Deuxièmement, l'Europe doit tirer les leçons de l'échec de conception et de mise en œuvre du Pacte de stabilité et de croissance. Il n'a pas évité des débordements budgétaires dans les moments d'euphorie, et il empêche la croissance dans les moments de crise. Il faut séparer ces deux aspects. Nous proposons, pour l'avenir, d'examiner un nouveau mécanisme de surveillance budgétaire plus souple et plus efficace. Une loi européenne établira, sous proposition de la Commission et après l'accord du Conseil et du Parlement européen, le montant maximal pour l'augmentation de la dette de la zone euro dans son ensemble. Elle organisera l'émission, à l'instar des permis de droits à polluer, des permis de dette. Le montant de ces permis s'adaptera à la situation conjoncturelle de l'emploi et des prix. Les permis seraient ensuite alloués aux Etats membres selon la taille de leur PIB, de leur passé budgétaire et de la dette de chacun, des besoins structurels tenant compte de la démographie et de leur potentiel de développement. Ils peuvent être cédés et transférés d'un Etat à un autre. Ceci permet une souplesse horizontale de la politique budgétaire. Une autre loi interdirait aux banques de prêter aux entités publiques si elles ne pouvaient présenter les permis correspondants. Ainsi, ce mécanisme allierait discipline, souplesse... et solidarité.

Enfin, une véritable politique industrielle à l'échelle européenne doit créer les conditions d'une nouvelle croissance. Il faudra faire naitre l'Institut de la Reconstruction Economique Européenne, qui pourrait gérer la transformation de l'économie européenne. C'est le prolongement européen de la Banque publique d'investissement que défend le Parti socialiste en France. Cet Institut, qui pourrait être lié au Fonds européen de stabilisation, serait soumis à l'autorité du gouvernement économique de l'Union, et opérerait comme un holding industriel. Il pourrait aussi acheter des actifs publics et privés et les transformer selon une stratégie européenne cohérente. Ainsi, une maîtrise européenne de l'économie dont profiteraient les citoyens européens remplacerait les politiques au fil de l'eau et les privatisations au rabais –ou l'arrivée de fonds souverains extérieurs au continent.

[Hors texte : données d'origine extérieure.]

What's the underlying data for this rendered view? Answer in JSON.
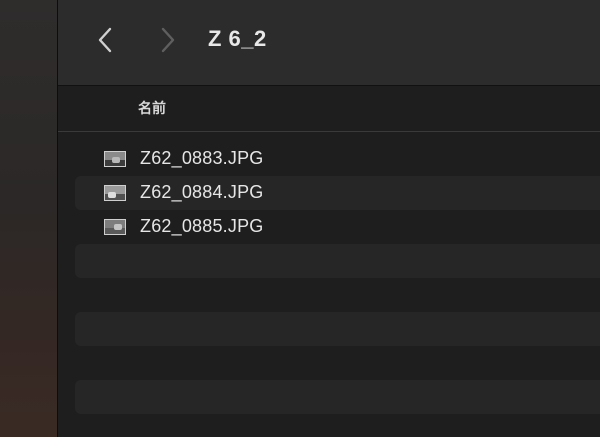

Dans ce moment, il est donc vital que la relance européenne que nous proposons dispose d'une légitimité démocratique beaucoup plus forte que celle de l'Union d'aujourd'hui. Sinon, ce sera un échec fatal. Un gouvernement économique européen doit disposer non seulement de ces outils pour agir, mais aussi de solides fondations politiques. Il doit refléter les préférences des citoyens via des élections, et non simplement celles des gouvernements nationaux et de leurs représentants. Ses outils doivent être budgétaires, mais aussi servir l'harmonisation fiscale et les politiques sociales dans l'espace de la monnaie commune.

Ce doit être l'objet d'un traité de la zone euro, de nature à organiser non seulement les outils, mais surtout leur contrôle démocratique. Les peurs que suscite un nouveau traité doivent être surmontées. Si le but de ce traité, en faisant de la zone euro une avant-garde au sein de l'Europe, est clairement d'assurer la prééminence de la démocratie sur les marchés,  les citoyens s'en empareront, pour choisir et influencer les politiques poursuivies au niveau européen. La sortie durable de la crise paraît totalement indissociable d'une nouvelle étape de la démocratie européenne. C'est aussi l'un des principaux enjeux de 2012.
 
Christian Paul est ancien ministre et député socialiste. Stefan Collignon est professeur à l'Ecole des Hautes Etudes de Pise, et ancien fonctionnaire du Trésor allemand. Ils ont publié Pour la République européenne, Odile Jacob, 2008.